One collection is primarily comprised of documents relating to the day-to-day operations of Equality Florida, starting with its inception as the Human Rights Task Force. Another includes activist pins and pamphlets relating to HIV, AIDS, and STDs.
A handful of boxes – with "age-restricted" printed on the front – contain materials dating back to 1939, documenting the early lack of Asian male nudes in gay imagery and Western photography to the increased proliferation in later years.
“For marginalized groups, they are collecting their own history,” Jordan said. "This information doesn’t exist anywhere else."
The Bobby Smith photo collection is one of Jordan’s favorites, documenting a time when being openly gay was often dangerous, and mainstream coverage wasn’t necessarily favorable.
“There are a lot of newspaper articles about raids and police interactions at these bars,” she said. “But this was a photographer who was just taking pictures of friends.”
A box of photos from the Rex Maniscalco collection includes glimpses into the first years of Pride in Tampa in the 1980s when it was merely a picnic on the USF campus.
Through it all you get a sense of joy and progress of Pride, Jordan says, but also the persecution often endured to get there.
A booklet, known as the "Purple Pamphlet," shows two shirtless men on the cover kissing each other.
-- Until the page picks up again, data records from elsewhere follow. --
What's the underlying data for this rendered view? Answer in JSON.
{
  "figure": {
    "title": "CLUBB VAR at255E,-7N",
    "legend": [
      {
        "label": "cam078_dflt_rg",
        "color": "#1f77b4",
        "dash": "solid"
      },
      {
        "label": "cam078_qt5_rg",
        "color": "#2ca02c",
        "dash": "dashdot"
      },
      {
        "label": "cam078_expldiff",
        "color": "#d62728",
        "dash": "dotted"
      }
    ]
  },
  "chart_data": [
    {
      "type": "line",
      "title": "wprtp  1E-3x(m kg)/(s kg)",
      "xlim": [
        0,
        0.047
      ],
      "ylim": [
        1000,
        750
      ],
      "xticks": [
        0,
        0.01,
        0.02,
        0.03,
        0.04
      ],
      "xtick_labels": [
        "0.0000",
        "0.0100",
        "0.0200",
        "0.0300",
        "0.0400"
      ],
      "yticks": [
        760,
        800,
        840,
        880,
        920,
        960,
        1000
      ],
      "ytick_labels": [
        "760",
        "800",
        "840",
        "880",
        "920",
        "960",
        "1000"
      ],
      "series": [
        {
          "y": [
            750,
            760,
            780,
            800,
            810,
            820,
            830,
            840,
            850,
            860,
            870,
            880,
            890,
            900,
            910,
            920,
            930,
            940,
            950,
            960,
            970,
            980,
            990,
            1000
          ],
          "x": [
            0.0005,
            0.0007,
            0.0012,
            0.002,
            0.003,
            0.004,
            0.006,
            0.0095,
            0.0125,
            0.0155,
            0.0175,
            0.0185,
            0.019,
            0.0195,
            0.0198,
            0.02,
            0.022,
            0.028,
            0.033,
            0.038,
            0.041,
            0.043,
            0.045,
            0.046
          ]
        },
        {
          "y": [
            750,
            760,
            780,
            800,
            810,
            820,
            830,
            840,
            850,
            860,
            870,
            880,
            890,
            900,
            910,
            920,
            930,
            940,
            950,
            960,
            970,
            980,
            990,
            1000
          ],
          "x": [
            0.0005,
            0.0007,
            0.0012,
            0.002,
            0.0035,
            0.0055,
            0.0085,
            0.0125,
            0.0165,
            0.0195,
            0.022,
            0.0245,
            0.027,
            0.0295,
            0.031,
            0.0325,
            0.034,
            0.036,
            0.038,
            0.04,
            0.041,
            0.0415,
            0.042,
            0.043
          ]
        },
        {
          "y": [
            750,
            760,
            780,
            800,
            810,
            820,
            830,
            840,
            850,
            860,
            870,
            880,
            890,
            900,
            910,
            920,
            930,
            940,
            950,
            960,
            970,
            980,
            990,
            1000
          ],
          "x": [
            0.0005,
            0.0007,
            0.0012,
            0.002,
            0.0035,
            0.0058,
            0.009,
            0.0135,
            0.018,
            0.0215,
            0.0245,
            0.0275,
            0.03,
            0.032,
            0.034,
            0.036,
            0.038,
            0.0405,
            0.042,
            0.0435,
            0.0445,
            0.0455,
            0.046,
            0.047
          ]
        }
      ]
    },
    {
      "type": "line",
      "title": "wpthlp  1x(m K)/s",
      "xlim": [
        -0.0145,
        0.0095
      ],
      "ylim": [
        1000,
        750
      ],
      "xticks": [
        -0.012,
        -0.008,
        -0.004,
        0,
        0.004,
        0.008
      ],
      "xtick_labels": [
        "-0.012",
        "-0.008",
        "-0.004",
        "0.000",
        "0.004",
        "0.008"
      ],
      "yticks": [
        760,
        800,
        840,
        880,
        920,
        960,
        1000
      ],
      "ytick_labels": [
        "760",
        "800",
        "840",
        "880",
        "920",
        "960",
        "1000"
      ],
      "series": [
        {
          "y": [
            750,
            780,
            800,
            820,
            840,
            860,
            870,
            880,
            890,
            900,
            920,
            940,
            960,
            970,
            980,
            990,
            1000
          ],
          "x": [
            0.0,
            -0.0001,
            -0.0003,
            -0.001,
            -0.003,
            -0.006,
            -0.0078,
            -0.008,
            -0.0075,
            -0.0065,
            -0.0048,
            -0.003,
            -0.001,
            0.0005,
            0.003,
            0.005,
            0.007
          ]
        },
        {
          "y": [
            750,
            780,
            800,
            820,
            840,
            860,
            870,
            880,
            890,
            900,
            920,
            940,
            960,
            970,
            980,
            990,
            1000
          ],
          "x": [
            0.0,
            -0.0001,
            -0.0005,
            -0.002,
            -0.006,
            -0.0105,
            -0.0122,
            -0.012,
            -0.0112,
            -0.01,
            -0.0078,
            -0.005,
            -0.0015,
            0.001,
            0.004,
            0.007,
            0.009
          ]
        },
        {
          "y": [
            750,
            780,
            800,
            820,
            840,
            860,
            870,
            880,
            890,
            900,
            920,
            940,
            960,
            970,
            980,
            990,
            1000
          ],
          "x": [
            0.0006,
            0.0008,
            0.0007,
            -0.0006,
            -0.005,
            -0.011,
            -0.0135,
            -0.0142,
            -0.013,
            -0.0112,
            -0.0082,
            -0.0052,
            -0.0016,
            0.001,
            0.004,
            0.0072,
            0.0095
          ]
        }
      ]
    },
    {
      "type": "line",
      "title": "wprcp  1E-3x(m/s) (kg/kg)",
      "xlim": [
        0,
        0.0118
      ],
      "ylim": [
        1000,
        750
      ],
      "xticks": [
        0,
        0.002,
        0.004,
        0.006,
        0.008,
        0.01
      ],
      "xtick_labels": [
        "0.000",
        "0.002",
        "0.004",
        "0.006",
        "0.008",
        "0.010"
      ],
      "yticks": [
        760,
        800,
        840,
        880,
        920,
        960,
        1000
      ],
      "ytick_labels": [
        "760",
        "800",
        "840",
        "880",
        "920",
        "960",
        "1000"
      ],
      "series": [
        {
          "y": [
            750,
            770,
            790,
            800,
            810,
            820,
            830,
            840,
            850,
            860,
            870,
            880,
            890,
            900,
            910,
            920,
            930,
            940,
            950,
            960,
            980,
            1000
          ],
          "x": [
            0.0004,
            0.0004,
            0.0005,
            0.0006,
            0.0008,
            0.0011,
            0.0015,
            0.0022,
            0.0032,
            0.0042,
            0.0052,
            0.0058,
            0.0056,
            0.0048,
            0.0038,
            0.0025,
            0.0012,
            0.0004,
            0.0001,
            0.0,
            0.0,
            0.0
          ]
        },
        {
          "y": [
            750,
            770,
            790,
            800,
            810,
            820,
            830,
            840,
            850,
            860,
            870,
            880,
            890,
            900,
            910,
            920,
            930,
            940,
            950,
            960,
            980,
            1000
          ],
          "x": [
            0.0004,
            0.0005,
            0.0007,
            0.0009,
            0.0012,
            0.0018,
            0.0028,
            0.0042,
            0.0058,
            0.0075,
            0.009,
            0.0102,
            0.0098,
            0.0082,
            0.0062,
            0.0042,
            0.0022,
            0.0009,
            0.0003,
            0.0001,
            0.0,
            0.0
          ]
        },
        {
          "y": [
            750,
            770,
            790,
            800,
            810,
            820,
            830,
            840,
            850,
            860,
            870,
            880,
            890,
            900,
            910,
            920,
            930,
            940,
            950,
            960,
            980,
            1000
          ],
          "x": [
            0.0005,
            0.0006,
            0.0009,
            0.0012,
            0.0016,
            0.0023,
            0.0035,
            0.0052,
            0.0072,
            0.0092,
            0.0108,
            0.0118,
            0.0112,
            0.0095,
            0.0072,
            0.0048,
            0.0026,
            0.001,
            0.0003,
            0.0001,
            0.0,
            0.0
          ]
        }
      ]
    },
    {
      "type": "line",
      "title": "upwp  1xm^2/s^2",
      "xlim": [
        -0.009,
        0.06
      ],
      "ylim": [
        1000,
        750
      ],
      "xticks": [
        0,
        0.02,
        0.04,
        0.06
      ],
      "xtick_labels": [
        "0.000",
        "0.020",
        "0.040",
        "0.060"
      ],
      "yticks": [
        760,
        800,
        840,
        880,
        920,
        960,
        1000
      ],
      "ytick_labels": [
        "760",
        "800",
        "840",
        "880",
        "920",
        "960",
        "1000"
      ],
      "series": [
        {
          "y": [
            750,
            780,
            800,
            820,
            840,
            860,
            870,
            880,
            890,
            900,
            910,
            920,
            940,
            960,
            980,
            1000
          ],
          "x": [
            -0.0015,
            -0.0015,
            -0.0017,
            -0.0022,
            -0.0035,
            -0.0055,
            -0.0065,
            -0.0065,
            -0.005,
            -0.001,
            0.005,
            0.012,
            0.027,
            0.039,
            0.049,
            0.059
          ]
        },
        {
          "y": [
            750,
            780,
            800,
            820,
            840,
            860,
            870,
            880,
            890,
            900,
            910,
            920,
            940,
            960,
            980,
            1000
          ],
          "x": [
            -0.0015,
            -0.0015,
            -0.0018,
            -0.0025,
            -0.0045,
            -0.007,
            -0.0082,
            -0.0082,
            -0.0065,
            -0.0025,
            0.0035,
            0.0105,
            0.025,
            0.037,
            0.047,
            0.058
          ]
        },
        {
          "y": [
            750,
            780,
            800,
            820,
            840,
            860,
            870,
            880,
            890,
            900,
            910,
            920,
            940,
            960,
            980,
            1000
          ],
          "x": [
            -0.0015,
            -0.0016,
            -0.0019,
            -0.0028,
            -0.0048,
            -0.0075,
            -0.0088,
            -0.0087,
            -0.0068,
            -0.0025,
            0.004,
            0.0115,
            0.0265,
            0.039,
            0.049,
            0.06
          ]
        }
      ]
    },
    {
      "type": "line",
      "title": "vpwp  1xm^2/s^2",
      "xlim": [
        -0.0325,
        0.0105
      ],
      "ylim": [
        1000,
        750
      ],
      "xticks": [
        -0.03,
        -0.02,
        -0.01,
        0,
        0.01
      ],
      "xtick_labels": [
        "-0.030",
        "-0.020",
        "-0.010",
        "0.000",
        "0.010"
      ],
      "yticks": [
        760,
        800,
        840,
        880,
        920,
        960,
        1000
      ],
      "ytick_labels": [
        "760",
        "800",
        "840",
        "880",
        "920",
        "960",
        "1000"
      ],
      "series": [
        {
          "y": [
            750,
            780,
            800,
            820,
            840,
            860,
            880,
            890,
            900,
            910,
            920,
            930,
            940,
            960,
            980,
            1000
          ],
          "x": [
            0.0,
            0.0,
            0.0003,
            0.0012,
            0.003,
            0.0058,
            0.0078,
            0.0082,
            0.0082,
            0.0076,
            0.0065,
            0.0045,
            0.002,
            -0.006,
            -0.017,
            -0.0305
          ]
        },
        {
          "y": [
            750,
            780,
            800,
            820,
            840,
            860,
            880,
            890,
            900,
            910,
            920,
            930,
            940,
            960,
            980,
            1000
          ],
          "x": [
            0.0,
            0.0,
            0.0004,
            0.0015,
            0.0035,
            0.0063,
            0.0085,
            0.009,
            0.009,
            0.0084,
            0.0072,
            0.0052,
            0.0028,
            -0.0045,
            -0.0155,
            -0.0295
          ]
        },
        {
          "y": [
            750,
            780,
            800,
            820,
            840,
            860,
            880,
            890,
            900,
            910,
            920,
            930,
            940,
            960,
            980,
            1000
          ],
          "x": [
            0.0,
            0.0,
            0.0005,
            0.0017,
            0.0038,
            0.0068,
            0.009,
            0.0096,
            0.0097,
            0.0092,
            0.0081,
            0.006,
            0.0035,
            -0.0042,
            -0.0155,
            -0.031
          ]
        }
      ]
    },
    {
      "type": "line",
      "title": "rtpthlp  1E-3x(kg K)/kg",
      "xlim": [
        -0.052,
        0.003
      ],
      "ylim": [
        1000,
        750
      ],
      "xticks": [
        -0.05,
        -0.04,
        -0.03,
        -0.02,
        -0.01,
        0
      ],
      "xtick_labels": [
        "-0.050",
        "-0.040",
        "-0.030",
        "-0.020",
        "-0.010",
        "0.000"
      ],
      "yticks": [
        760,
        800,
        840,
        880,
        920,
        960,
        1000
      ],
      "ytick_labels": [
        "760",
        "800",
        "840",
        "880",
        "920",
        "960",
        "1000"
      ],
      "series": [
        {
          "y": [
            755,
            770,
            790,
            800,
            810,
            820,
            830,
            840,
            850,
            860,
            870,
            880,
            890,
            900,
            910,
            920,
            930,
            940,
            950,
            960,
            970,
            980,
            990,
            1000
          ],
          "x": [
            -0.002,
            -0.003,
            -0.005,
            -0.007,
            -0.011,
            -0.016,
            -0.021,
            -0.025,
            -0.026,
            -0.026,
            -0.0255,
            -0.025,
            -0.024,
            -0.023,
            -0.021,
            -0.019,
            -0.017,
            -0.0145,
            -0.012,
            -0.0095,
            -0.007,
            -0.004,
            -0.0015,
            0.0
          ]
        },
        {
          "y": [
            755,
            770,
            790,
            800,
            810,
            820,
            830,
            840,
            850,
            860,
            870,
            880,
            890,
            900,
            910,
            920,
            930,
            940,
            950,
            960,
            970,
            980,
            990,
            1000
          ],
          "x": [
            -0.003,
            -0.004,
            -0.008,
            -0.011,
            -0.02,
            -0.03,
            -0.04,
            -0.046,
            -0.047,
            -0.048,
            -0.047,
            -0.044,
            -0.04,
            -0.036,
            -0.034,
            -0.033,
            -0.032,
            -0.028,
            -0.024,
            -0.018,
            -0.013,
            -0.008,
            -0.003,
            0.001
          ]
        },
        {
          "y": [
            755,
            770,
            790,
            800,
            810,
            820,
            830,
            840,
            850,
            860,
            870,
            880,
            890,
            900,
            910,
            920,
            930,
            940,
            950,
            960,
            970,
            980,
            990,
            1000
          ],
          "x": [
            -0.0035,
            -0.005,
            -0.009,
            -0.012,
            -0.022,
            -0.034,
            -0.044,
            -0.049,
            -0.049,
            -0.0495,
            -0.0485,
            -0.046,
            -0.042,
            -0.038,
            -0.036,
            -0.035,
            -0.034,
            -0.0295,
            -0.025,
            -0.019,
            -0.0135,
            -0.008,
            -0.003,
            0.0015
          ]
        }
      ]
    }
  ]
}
Printed in 1964, it was a report created by the Florida Legislature for the so-called Johns Committee, which was investigating suspected LGBTQ+ students and faculty in Florida’s public universities.
Students and faculty were pulled from class and questioned by interrogators who threatened to expose their sexual orientation, Jordan explained, which at the time could've been a career-ending revelation.
“It was a study of the homosexual threat in the state of Florida,” she said.
They are the records of a hidden, sometimes hideous history, right here at home. But for Coto, it’s also proof that this history was often hiding in plain sight.
“That’s the best part of this,” they said. “You can find scenes and places you can still see today and see that queer and LGBTQ+ people existed.”
The library is open to anyone by appointment.